Jacques RICHARD, La femme qui chante, ONLiT, 2019, 176 p., 16€ / ePub : 9€, ISBN : 978-2-87560-110-0
Il y a quelque chose de froid dans l’œuvre scripturale de Jacques Richard. Cette impression est d’autant plus déroutante que l’auteur n’hésite jamais à nous confronter à l’intériorité de ses personnages. Dans leur intimité crûment dévernie, ces derniers nous tiennent pourtant en respect, à l’extérieur. Ils restent hors de portée. Les mécanismes d’empathie, si confortables, ne s’enclenchent donc pas ; ce n’est pas le propos. On pourrait se croire à une représentation théâtrale : il y a des protagonistes, des scènes, des mono/dialogues, mais aussi une distance entre le public plongé dans l’obscurité silencieuse et les acteurs évoluant en actes et en paroles sur les planches. Mais la comparaison ne se pousse pas plus loin car rien n’est joué ni factice chez Richard. Et c’est peut-être cette authenticité nue qui déstabilise. Il est des choses qu’on préfère en effet ne pas (sa)voir : « Tout le monde sait qu’elles sont là, mais personne ne dit rien. Il ne faut pas tourner la tête de ce côté-là. Tant qu’on reste ici, ça va. »

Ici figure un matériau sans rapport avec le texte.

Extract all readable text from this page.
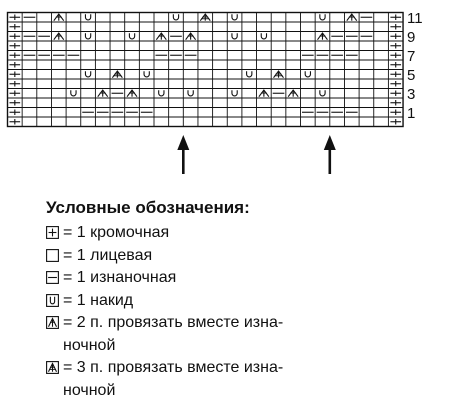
11
9
7
5
3
1
Условные обозначения:
= 1 кромочная
= 1 лицевая
= 1 изнаночная
= 1 накид
= 2 п. провязать вместе изна-
ночной
= 3 п. провязать вместе изна-
ночной
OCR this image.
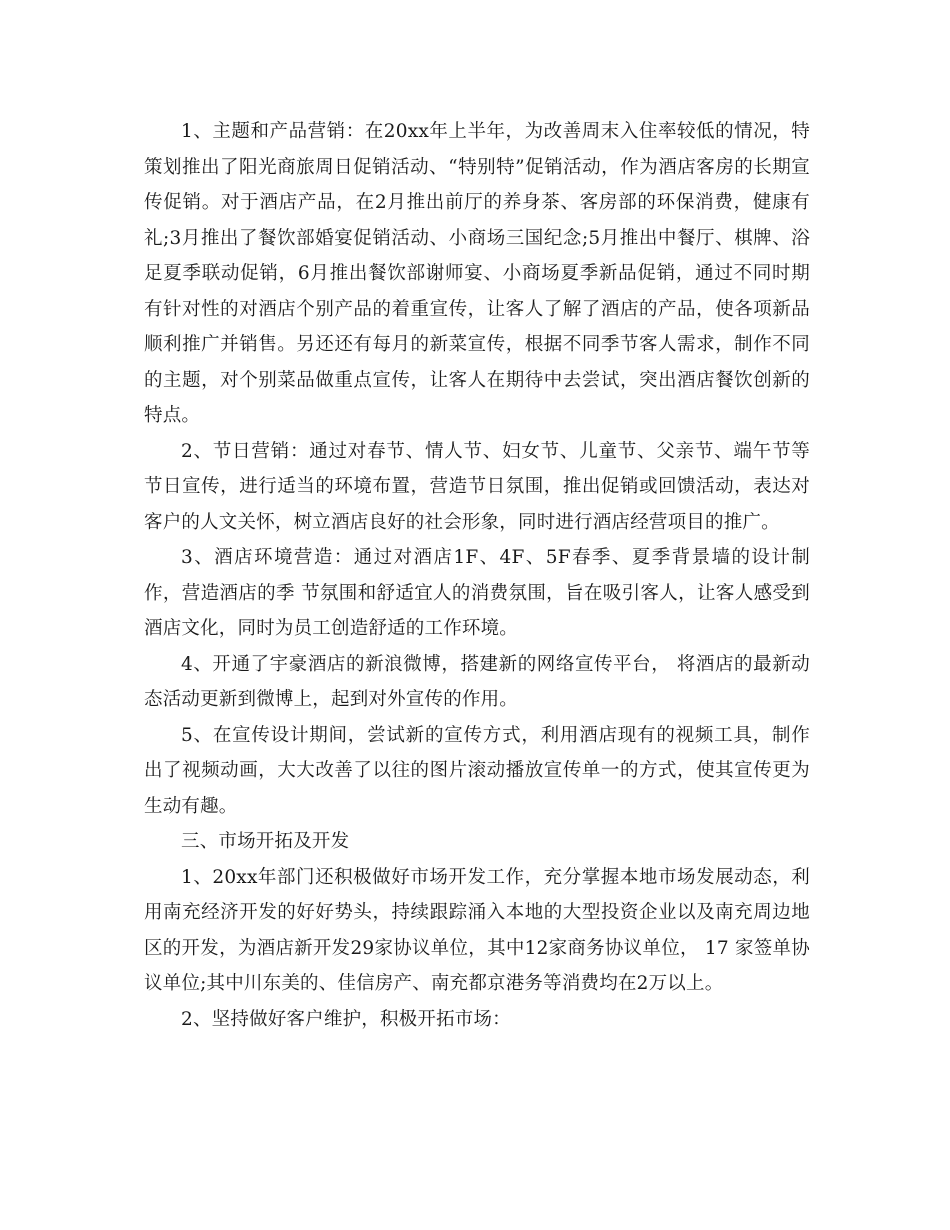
1、主题和产品营销：在20xx年上半年，为改善周末入住率较低的情况，特策划推出了阳光商旅周日促销活动、“特别特”促销活动，作为酒店客房的长期宣传促销。对于酒店产品，在2月推出前厅的养身茶、客房部的环保消费，健康有礼;3月推出了餐饮部婚宴促销活动、小商场三国纪念;5月推出中餐厅、棋牌、浴足夏季联动促销，6月推出餐饮部谢师宴、小商场夏季新品促销，通过不同时期有针对性的对酒店个别产品的着重宣传，让客人了解了酒店的产品，使各项新品顺利推广并销售。另还还有每月的新菜宣传，根据不同季节客人需求，制作不同的主题，对个别菜品做重点宣传，让客人在期待中去尝试，突出酒店餐饮创新的特点。

2、节日营销：通过对春节、情人节、妇女节、儿童节、父亲节、端午节等节日宣传，进行适当的环境布置，营造节日氛围，推出促销或回馈活动，表达对客户的人文关怀，树立酒店良好的社会形象，同时进行酒店经营项目的推广。

3、酒店环境营造：通过对酒店1F、4F、5F春季、夏季背景墙的设计制作，营造酒店的季 节氛围和舒适宜人的消费氛围，旨在吸引客人，让客人感受到酒店文化，同时为员工创造舒适的工作环境。

4、开通了宇豪酒店的新浪微博，搭建新的网络宣传平台， 将酒店的最新动态活动更新到微博上，起到对外宣传的作用。

5、在宣传设计期间，尝试新的宣传方式，利用酒店现有的视频工具，制作出了视频动画，大大改善了以往的图片滚动播放宣传单一的方式，使其宣传更为生动有趣。

三、市场开拓及开发

1、20xx年部门还积极做好市场开发工作，充分掌握本地市场发展动态，利用南充经济开发的好好势头，持续跟踪涌入本地的大型投资企业以及南充周边地区的开发，为酒店新开发29家协议单位，其中12家商务协议单位， 17 家签单协议单位;其中川东美的、佳信房产、南充都京港务等消费均在2万以上。

2、坚持做好客户维护，积极开拓市场：
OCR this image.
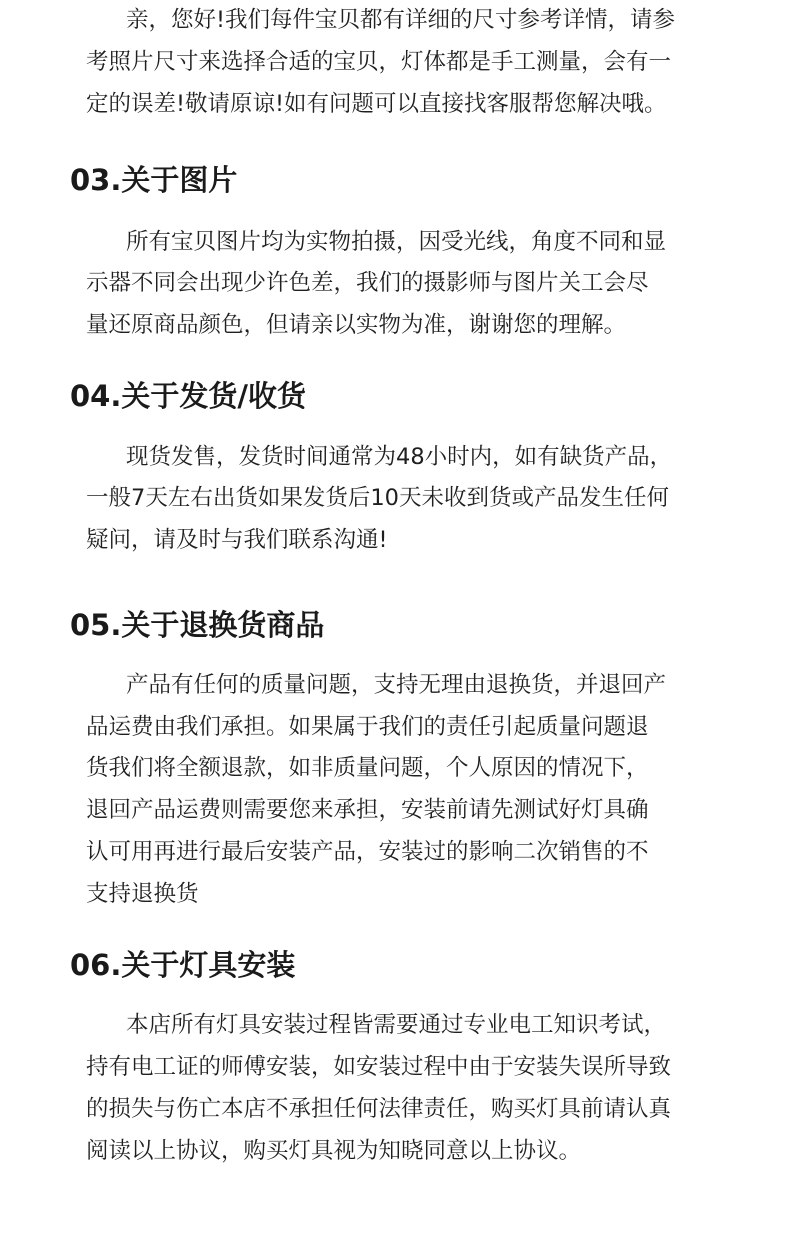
亲，您好!我们每件宝贝都有详细的尺寸参考详情，请参
考照片尺寸来选择合适的宝贝，灯体都是手工测量，会有一
定的误差!敬请原谅!如有问题可以直接找客服帮您解决哦。
03.关于图片
所有宝贝图片均为实物拍摄，因受光线，角度不同和显
示器不同会出现少许色差，我们的摄影师与图片关工会尽
量还原商品颜色，但请亲以实物为准，谢谢您的理解。
04.关于发货/收货
现货发售，发货时间通常为48小时内，如有缺货产品，
一般7天左右出货如果发货后10天未收到货或产品发生任何
疑问，请及时与我们联系沟通!
05.关于退换货商品
产品有任何的质量问题，支持无理由退换货，并退回产
品运费由我们承担。如果属于我们的责任引起质量问题退
货我们将全额退款，如非质量问题，个人原因的情况下，
退回产品运费则需要您来承担，安装前请先测试好灯具确
认可用再进行最后安装产品，安装过的影响二次销售的不
支持退换货
06.关于灯具安装
本店所有灯具安装过程皆需要通过专业电工知识考试，
持有电工证的师傅安装，如安装过程中由于安装失误所导致
的损失与伤亡本店不承担任何法律责任，购买灯具前请认真
阅读以上协议，购买灯具视为知晓同意以上协议。
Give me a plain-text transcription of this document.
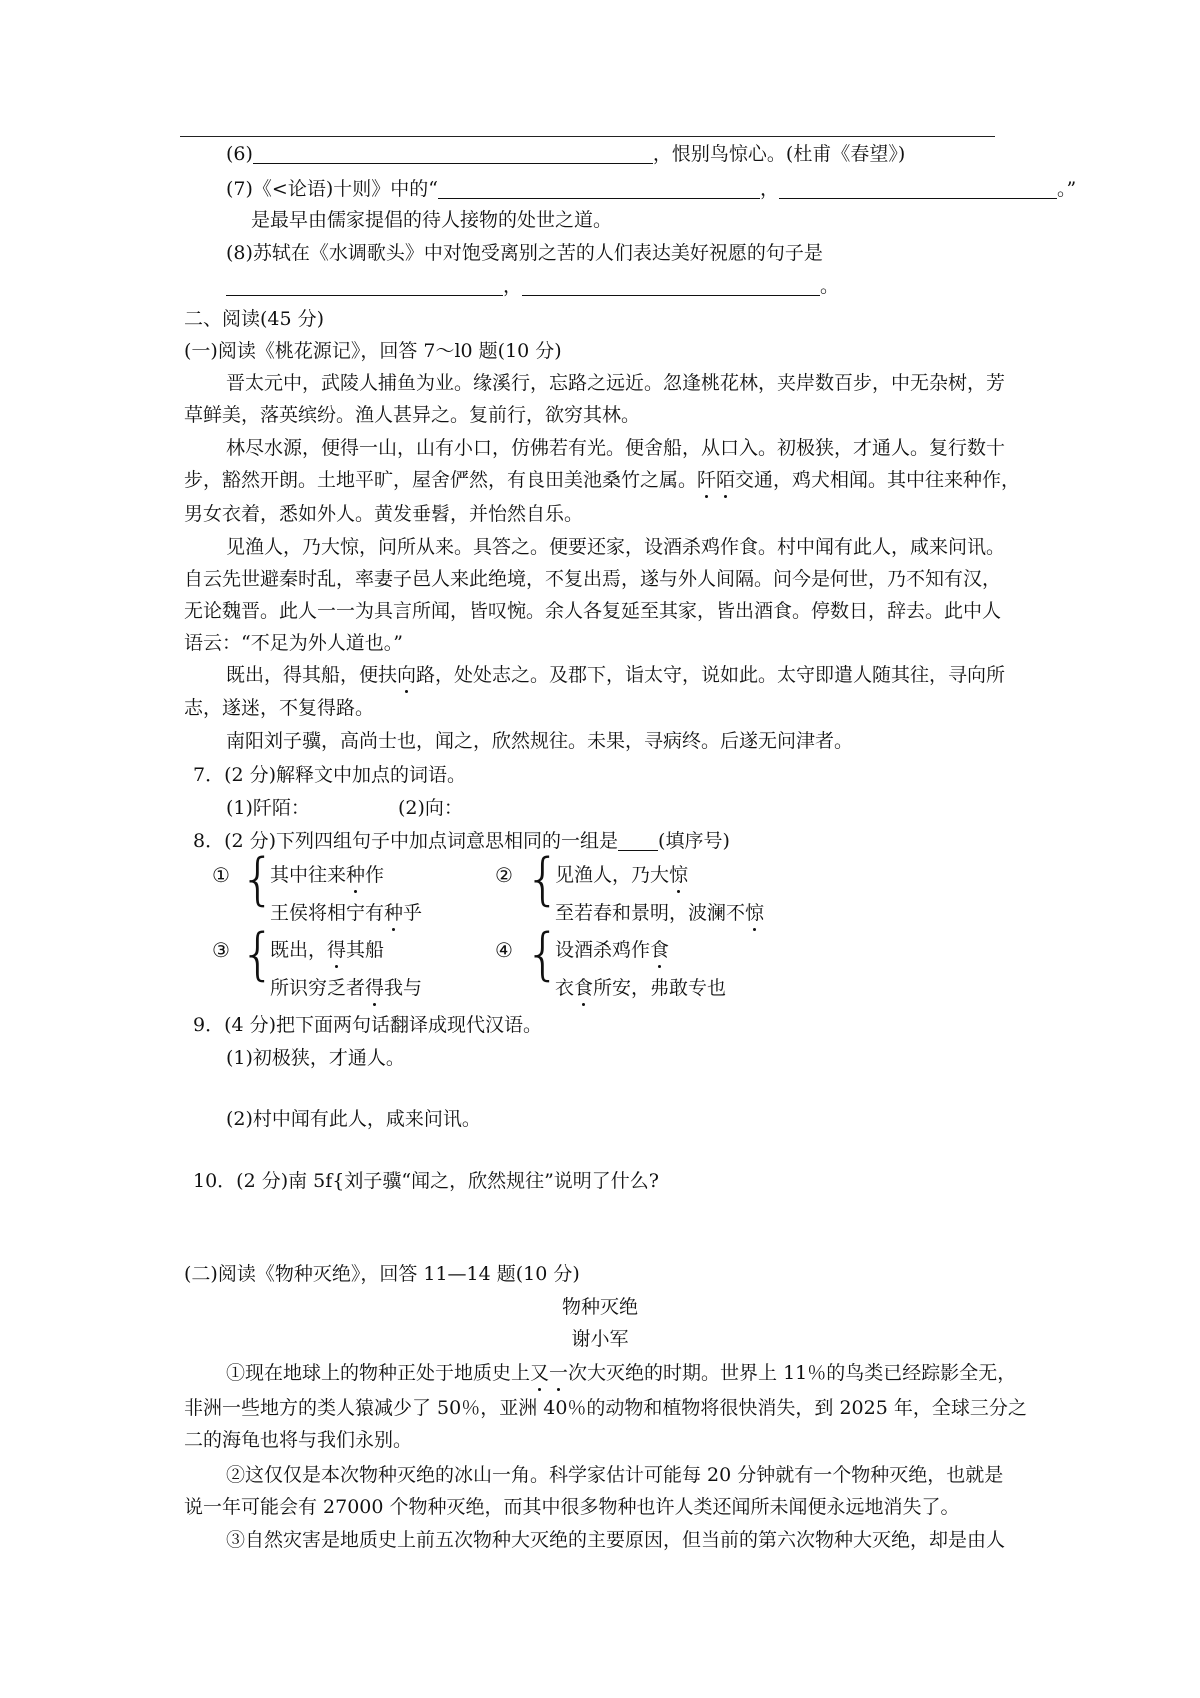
(6)	，恨别鸟惊心。(杜甫《春望》)
(7)《<论语)十则》中的“	，	。”
是最早由儒家提倡的待人接物的处世之道。
(8)苏轼在《水调歌头》中对饱受离别之苦的人们表达美好祝愿的句子是
，	。
二、阅读(45 分)
(一)阅读《桃花源记》，回答 7～l0 题(10 分)
晋太元中，武陵人捕鱼为业。缘溪行，忘路之远近。忽逢桃花林，夹岸数百步，中无杂树，芳
草鲜美，落英缤纷。渔人甚异之。复前行，欲穷其林。
林尽水源，便得一山，山有小口，仿佛若有光。便舍船，从口入。初极狭，才通人。复行数十
步，豁然开朗。土地平旷，屋舍俨然，有良田美池桑竹之属。阡陌交通，鸡犬相闻。其中往来种作，
男女衣着，悉如外人。黄发垂髫，并怡然自乐。
见渔人，乃大惊，问所从来。具答之。便要还家，设酒杀鸡作食。村中闻有此人，咸来问讯。
自云先世避秦时乱，率妻子邑人来此绝境，不复出焉，遂与外人间隔。问今是何世，乃不知有汉，
无论魏晋。此人一一为具言所闻，皆叹惋。余人各复延至其家，皆出酒食。停数日，辞去。此中人
语云：“不足为外人道也。”
既出，得其船，便扶向路，处处志之。及郡下，诣太守，说如此。太守即遣人随其往，寻向所
志，遂迷，不复得路。
南阳刘子骥，高尚士也，闻之，欣然规往。未果，寻病终。后遂无问津者。
7．(2 分)解释文中加点的词语。
(1)阡陌：	(2)向：
8．(2 分)下列四组句子中加点词意思相同的一组是 (填序号)
① {
其中往来种作
王侯将相宁有种乎
② {
见渔人，乃大惊
至若春和景明，波澜不惊
③ {
既出，得其船
所识穷乏者得我与
④ {
设酒杀鸡作食
衣食所安，弗敢专也
9．(4 分)把下面两句话翻译成现代汉语。
(1)初极狭，才通人。
(2)村中闻有此人，咸来问讯。
10．(2 分)南 5f{刘子骥“闻之，欣然规往”说明了什么?
(二)阅读《物种灭绝》，回答 11—14 题(10 分)
物种灭绝
谢小军
①现在地球上的物种正处于地质史上又一次大灭绝的时期。世界上 11％的鸟类已经踪影全无，
非洲一些地方的类人猿减少了 50％，亚洲 40％的动物和植物将很快消失，到 2025 年，全球三分之
二的海龟也将与我们永别。
②这仅仅是本次物种灭绝的冰山一角。科学家估计可能每 20 分钟就有一个物种灭绝，也就是
说一年可能会有 27000 个物种灭绝，而其中很多物种也许人类还闻所未闻便永远地消失了。
③自然灾害是地质史上前五次物种大灭绝的主要原因，但当前的第六次物种大灭绝，却是由人
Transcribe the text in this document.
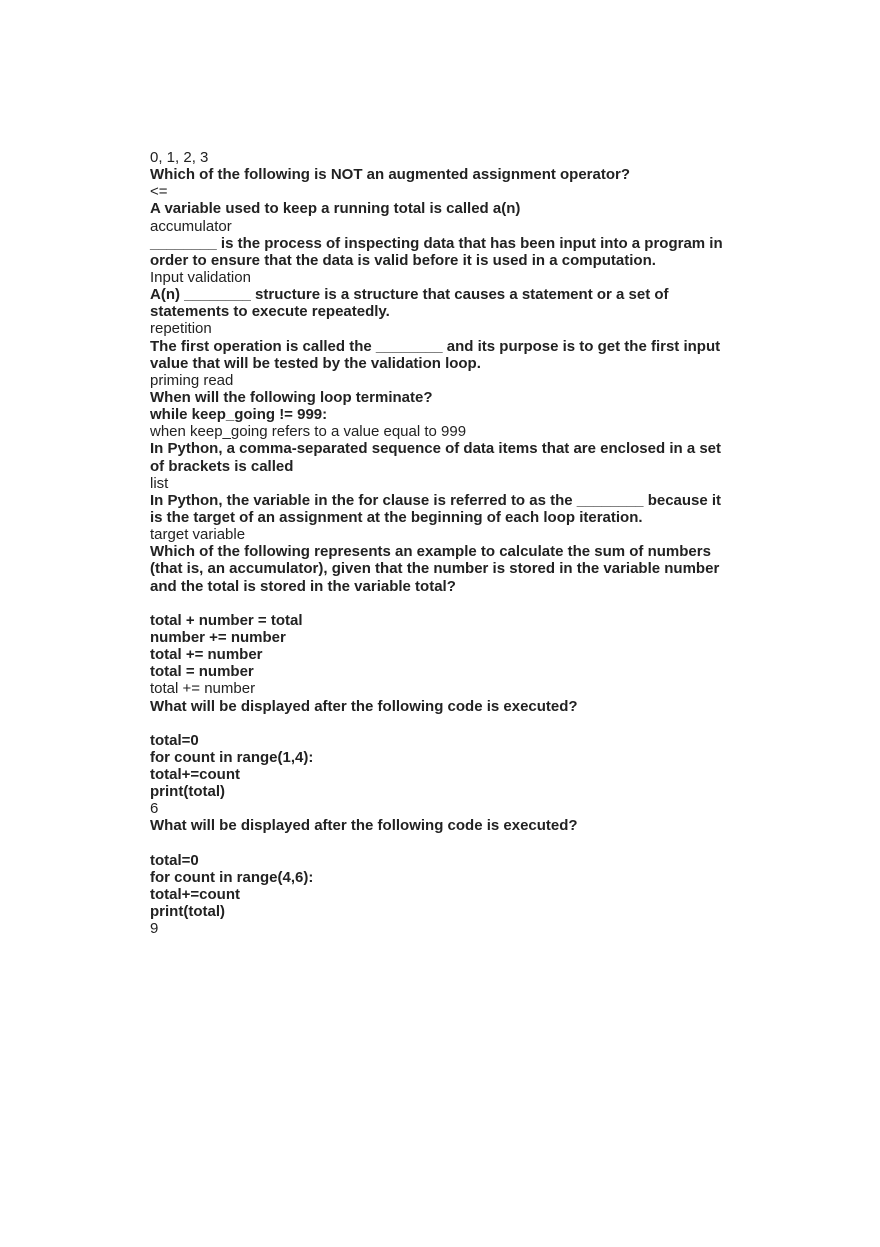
0, 1, 2, 3
Which of the following is NOT an augmented assignment operator?
<=
A variable used to keep a running total is called a(n)
accumulator
________ is the process of inspecting data that has been input into a program in
order to ensure that the data is valid before it is used in a computation.
Input validation
A(n) ________ structure is a structure that causes a statement or a set of
statements to execute repeatedly.
repetition
The first operation is called the ________ and its purpose is to get the first input
value that will be tested by the validation loop.
priming read
When will the following loop terminate?
while keep_going != 999:
when keep_going refers to a value equal to 999
In Python, a comma-separated sequence of data items that are enclosed in a set
of brackets is called
list
In Python, the variable in the for clause is referred to as the ________ because it
is the target of an assignment at the beginning of each loop iteration.
target variable
Which of the following represents an example to calculate the sum of numbers
(that is, an accumulator), given that the number is stored in the variable number
and the total is stored in the variable total?
total + number = total
number += number
total += number
total = number
total += number
What will be displayed after the following code is executed?
total=0
for count in range(1,4):
total+=count
print(total)
6
What will be displayed after the following code is executed?
total=0
for count in range(4,6):
total+=count
print(total)
9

C’est ce que fait la Petite, une fillette au creux du paganisme de son enfance s’écoulant dans un non-temps : le frisson bleu du carrelage du pensionnat, la stridence autoritaire du sifflet maternel, la maladie fiévreuse du ciel sur une plage, le fa musé « modulé sans fin en une mélopée continue », la rosée des fesses souillées par l’urine… autant d’impressions et de sensations donnant corps à la terre coloniale qui l’a vue naître. Déplacée ensuite dans un « pays de chocolat étalant son odeur ronde et molle », elle grandit, prend consistance et conscience d’elle, attend d’être une femme. Cela se passe dans un quartier pauvre où l’on se cogne contre les murs gris, s’adosse sur les cloisons humides. Où « chacun est un mensonge ». Où la chaleur se déniche auprès d’un frère dans « un ordinaire de danger, de plaisir et de peur. De honte », dans une relation réprouvée par les interdits moraux, l’inceste.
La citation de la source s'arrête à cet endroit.